A little of this and a little of that, and I could have pocketed some nice coin. Ah, but that’s the rub, isn’t it? The allure of thinking, we see something no one else sees. That Mercury was number one, on my list of cars that got away. Number two on the list, was a 1970 Shelby GT-500 Mustang convertible for $9,000. The car was in fair shape, but needed work and again, the wife said, “No!” She had this hard and fast rule, I was only allowed to buy one classic car per year and I’d already used my franchise on a 1969 Mustang Mach One.
It was for the best, I suppose, I would have been over my head, over my budget and out of the house if I’d bought it.
Number three, was a cherry 1966 Mustang convertible. The top was in tatters, but the interior was still good. The body was straight, the car ran and nothing was missing. Under the hood, a tired 200 six cylinder, mated to a three-speed tranny. The fellow was asking…are you ready, $1,400.
I didn’t buy the car, (see wife’s hard and fast rule) I consoled myself thinking, by the time I got back with the money, it would have been gone anyway.

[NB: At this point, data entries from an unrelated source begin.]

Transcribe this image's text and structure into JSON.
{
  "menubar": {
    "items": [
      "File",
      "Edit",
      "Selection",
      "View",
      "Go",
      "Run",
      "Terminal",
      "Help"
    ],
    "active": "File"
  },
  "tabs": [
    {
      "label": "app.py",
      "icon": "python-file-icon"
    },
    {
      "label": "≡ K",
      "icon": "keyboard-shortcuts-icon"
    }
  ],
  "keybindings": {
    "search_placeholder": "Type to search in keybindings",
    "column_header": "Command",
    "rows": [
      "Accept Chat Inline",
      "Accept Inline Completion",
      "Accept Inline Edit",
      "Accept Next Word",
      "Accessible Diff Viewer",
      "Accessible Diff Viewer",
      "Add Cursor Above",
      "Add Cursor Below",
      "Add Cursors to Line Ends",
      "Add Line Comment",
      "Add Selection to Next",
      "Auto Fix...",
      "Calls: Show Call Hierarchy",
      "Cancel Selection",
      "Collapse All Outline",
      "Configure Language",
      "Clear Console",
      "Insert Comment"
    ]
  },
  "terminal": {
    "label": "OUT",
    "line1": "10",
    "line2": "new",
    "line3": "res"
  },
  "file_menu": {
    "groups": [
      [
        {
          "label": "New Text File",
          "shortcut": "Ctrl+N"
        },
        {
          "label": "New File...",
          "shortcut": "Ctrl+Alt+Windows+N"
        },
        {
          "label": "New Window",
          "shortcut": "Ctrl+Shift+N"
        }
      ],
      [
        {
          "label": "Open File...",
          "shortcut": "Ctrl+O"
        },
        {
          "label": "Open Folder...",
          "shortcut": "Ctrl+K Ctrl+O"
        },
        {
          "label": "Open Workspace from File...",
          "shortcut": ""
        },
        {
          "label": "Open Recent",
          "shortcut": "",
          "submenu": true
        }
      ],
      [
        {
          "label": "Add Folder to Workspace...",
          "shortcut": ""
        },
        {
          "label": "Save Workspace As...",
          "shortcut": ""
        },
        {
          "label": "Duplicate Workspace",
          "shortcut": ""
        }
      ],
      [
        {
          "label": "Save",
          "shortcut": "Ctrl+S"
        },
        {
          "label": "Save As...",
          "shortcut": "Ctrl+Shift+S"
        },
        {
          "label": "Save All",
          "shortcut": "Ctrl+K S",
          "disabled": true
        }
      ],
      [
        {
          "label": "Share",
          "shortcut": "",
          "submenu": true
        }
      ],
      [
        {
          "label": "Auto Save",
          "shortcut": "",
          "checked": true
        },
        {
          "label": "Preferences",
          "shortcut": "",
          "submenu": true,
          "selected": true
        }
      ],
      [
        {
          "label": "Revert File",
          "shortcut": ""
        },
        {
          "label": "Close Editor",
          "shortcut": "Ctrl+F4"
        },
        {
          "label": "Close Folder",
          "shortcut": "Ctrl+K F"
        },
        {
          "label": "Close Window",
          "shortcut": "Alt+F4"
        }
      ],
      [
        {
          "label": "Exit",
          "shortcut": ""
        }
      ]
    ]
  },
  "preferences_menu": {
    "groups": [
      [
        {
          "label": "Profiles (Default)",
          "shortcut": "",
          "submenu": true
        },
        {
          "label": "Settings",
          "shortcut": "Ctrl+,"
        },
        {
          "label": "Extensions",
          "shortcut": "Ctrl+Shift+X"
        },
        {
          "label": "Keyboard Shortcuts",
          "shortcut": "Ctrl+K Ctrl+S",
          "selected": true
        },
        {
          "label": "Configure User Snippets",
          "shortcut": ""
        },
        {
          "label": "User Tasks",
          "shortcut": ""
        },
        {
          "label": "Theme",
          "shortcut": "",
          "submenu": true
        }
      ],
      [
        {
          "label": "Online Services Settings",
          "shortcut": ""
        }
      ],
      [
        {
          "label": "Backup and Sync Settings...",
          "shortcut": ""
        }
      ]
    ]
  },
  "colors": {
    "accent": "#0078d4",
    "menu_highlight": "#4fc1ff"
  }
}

But by far, the best deal I ever saw at a car show, was a man who’d bought a 1956 Studebaker Hawk for $700. He said he’d seen the car parked in a driveway on four flat tires, under a tarp. He passed the car every day on his way to work and one day, after age and a thunderstorm had finished off the tarp, he got a good look at it. Stopping on his way home, he knocked at the door. The women said, he’d have to ask her husband, she didn’t know if he was interested in selling it or not. On his third trip back, an older gentleman answered the door. After asking if the car was for sale, the old gentleman scratched his head and answered, “I don’t know, what’ll you give me for it?”
The guy bought that car for $700 and sold it, that night, for ten grand and never took it off the trailer. You just never know what you’re going to see at a car show, that’s what makes Car shows really great, the cars, the people and the stories they tell.